Inequality in Fourier analysis Let $2\leq p<\infty$. For $1\leq k\leq n$, let $f_k\in L^p(\mathbb R)$ and suppose $\hat {f_k}\in L^1(\mathbb R)$ and is supported on a bounded interval $I_k\subseteq [0,1]$. If $\{I_k\}_{k=1}^n$ have disjoint interiors, is it true that
$$
\sum_{k=1}^n \left\|f_k\right\|_p^2\lesssim  \left\|\sum_{k=1}^nf_k\right\|_p^2,
$$
where the constant may depend on $p$ but is independent of $n$?
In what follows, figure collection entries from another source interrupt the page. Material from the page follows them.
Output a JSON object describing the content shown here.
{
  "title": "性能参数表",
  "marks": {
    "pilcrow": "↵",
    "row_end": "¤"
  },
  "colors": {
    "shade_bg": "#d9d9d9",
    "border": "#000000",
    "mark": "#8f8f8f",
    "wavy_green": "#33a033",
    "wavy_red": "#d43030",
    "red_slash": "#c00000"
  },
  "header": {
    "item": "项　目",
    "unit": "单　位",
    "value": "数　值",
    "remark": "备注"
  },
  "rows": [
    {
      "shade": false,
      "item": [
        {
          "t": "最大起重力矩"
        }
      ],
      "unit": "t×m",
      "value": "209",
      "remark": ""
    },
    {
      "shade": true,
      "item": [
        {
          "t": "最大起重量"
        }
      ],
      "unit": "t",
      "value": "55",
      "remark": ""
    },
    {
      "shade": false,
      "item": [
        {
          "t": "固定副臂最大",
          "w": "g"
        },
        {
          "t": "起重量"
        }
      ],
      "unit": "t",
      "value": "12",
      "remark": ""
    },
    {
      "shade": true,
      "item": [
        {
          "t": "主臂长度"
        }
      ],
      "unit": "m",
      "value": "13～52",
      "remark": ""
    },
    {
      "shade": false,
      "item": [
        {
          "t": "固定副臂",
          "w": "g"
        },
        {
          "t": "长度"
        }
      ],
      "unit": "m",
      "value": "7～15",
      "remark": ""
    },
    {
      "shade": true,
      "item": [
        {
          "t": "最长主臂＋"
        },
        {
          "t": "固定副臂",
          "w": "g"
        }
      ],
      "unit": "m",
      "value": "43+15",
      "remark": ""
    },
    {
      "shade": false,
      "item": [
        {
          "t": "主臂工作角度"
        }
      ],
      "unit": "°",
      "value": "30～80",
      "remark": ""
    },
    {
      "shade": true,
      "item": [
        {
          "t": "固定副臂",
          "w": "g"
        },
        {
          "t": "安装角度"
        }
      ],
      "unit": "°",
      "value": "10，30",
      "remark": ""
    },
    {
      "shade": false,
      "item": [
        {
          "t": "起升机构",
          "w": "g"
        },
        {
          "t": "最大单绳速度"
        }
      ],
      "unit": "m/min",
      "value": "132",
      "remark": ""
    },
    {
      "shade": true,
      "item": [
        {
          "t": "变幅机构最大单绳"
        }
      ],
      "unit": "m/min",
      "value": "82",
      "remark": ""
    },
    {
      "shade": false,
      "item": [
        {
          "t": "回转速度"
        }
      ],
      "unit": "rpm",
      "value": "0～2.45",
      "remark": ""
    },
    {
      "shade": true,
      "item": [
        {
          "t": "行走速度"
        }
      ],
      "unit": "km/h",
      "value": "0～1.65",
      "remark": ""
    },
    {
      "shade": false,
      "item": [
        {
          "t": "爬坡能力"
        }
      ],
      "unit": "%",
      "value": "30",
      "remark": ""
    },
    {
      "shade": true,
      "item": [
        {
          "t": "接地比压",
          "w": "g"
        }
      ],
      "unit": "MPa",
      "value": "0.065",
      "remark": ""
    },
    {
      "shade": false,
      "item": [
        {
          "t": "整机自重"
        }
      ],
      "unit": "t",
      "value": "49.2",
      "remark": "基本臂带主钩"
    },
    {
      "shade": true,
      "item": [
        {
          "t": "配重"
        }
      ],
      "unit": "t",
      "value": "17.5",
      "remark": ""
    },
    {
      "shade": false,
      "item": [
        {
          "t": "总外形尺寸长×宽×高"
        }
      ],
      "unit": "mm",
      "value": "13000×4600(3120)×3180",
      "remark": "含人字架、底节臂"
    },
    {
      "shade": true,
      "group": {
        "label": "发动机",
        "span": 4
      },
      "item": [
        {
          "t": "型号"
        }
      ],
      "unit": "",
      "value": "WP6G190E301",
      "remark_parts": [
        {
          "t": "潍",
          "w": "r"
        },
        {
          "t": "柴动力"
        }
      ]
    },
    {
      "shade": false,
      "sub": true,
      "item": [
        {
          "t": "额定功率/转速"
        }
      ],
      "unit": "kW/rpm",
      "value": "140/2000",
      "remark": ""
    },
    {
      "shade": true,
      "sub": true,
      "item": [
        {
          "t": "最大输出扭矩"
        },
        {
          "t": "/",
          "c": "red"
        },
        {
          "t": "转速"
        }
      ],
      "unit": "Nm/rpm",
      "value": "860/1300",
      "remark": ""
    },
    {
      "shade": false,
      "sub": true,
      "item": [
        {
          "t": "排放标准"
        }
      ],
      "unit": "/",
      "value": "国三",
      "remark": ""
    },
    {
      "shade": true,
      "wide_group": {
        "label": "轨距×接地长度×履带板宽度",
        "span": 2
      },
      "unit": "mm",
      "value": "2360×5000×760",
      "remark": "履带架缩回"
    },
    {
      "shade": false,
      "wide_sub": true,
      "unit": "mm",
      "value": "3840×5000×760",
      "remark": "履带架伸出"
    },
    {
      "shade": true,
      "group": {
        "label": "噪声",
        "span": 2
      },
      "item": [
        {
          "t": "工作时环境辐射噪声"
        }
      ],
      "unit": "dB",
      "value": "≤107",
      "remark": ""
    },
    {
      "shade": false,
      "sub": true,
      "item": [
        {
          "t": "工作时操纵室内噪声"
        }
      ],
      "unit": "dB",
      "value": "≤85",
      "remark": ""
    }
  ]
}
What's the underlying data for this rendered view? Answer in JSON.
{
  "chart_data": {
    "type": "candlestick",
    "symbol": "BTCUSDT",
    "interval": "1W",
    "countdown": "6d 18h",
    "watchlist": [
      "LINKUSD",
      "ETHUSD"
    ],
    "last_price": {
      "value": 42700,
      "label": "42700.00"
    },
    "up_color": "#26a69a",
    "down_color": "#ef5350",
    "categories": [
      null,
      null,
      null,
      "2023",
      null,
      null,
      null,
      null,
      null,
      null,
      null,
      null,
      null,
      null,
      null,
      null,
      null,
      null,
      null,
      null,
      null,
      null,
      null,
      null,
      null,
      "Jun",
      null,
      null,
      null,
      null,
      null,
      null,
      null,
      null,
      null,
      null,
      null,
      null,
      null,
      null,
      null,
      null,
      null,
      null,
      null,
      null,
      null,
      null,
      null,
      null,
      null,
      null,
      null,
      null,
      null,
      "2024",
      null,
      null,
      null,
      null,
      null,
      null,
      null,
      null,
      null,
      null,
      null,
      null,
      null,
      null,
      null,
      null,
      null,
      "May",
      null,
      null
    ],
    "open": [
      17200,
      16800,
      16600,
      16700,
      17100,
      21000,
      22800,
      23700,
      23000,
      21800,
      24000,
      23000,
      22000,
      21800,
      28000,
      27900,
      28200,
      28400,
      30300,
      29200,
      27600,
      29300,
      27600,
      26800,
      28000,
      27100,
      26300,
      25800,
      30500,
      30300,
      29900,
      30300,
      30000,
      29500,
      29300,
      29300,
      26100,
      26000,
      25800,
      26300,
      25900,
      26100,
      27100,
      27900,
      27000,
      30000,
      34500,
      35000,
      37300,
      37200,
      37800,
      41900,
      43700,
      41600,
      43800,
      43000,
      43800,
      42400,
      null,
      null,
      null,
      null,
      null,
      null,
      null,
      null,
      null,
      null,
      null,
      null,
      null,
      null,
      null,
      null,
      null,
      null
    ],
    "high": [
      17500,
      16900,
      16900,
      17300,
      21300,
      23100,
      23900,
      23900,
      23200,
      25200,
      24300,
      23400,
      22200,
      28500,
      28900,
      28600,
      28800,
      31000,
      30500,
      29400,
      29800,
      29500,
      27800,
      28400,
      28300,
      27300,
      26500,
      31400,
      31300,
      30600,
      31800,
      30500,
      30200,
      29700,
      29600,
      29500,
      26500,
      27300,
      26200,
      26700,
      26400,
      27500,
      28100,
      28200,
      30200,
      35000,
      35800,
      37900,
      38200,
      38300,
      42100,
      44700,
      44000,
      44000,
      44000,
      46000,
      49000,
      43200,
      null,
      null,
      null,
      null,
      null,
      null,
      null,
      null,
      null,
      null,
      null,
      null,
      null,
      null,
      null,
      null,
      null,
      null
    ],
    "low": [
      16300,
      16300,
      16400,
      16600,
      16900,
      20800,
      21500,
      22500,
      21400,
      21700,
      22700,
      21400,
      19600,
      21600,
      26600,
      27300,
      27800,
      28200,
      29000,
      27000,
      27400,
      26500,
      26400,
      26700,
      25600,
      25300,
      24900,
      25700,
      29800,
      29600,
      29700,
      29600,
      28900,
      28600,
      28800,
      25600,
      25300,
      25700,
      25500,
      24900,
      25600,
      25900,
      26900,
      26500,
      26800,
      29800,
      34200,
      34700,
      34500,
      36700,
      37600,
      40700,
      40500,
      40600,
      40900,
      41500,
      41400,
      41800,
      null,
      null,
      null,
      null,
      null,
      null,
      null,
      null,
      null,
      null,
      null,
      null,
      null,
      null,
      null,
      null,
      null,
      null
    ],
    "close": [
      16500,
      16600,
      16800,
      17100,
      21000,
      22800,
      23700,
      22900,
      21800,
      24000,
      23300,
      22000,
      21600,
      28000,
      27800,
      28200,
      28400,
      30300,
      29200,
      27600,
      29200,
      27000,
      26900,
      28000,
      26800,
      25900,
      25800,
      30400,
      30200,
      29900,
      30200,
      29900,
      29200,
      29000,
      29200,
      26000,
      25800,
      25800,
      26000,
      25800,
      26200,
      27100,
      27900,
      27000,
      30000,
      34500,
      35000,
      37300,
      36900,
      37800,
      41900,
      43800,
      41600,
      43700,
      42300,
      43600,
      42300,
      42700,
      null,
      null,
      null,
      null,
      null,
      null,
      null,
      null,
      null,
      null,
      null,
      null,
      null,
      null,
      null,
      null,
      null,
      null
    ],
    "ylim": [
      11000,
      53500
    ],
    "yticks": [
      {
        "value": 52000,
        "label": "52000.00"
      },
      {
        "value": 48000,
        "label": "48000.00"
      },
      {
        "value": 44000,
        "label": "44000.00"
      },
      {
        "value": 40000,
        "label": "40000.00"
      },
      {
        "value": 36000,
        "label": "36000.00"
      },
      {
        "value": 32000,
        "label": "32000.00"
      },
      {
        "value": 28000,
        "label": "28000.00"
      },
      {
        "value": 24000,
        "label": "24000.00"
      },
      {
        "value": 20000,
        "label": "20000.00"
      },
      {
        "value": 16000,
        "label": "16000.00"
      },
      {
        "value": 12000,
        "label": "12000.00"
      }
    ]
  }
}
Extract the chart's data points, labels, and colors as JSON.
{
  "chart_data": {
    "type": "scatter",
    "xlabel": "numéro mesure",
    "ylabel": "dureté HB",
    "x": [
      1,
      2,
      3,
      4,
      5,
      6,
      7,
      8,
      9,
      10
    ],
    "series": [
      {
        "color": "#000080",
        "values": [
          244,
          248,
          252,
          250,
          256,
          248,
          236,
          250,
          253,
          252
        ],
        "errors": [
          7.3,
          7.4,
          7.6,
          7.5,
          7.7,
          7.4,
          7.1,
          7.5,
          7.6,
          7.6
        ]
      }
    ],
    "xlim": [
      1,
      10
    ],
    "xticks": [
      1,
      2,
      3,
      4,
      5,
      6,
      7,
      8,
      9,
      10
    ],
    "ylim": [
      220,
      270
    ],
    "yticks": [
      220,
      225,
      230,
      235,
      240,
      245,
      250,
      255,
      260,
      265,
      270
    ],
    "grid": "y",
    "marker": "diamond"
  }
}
 A: Since your functions are on disjoints intervals $I_k$, one can start from the right-hand side of your inequality and get
$$
\begin{align*}
\left(\int_{\mathbb{R}} \left|\sum_{j=1}^n f_j\right|^p\right)^\frac{2}{p} &=   \left(\sum_{k=1}^n\int_{I_k} \left|\sum_{j=1}^n f_j\right|^p\right)^\frac{2}{p}
\\
&= \left(\sum_{k=1}^n\int_{I_k} \left|f_k\right|^p\right)^\frac{2}{p}
\\
&= \left(\sum_{k=1}^n\int_{\mathbb{R}} \left|f_k\right|^p\right)^\frac{2}{p}
\end{align*}
$$
so that one always has
$$
\left\|\sum_{k=1}^n f_k\right\|_{L^p}^2 = \left(\sum_{k=1}^n \left\|f_k\right\|^p_{L^p}\right)^\frac{2}{p}
$$
Hence, if I write $u_k := \|f_k\|_{L^p}$, and $|u_k|_{p} := \left(\sum u_k^p\right)^\frac{1}{p}$ the usual $\ell^p$ norm of vectors, your question can be restated as: "Is it true that
$$
|u_k|_2^2 \lesssim |u_k|_p^2
$$
with a constant independent of $n$ ?" and this is purely a question about sequences. If $p≤2$, then yes, this is true since $(a+b)^\theta ≤ a^θ + b^\theta$ for any $\theta\in[0,1]$, and the same holds for the sum of $n$ numbers. In particular, taking $θ=p/2$ gives 
$$
|u_k|_2^2 = \sum u_k^2 = \left(\sum u_k^2\right)^\frac{2p}{2p} ≤ \left(\sum u_k^p\right)^\frac{2}{p} = |u_k|_p^2
$$
(and you actually do not need $\hat{f}\in L^1$). But you are asking for $p\geq 2$, which is false in general for sequences since taking $u_k = 1$ for all $k$ gives you
$$
\frac{|u_k|_2}{|u_k|_p} = \frac{n^\frac{1}{2}}{n^\frac{1}{p}} = n^{\frac{p-2}{2p}}
$$
and $\frac{p-2}{2p} > 0$. And one can easily find functions $f_k$ with disjoint supports verifying $u_k = \|f_k\|_{L^p} = 1$. Take for example the functions
$$
f_k(x) = n^{1/p}\,\mathbf{1}_{[\frac{k-1}{n},\frac{k}{n}]}(x).
$$
A: The triangle inequality is satisfied by the definition of the $L_p$ norm and gives the reverse inequality.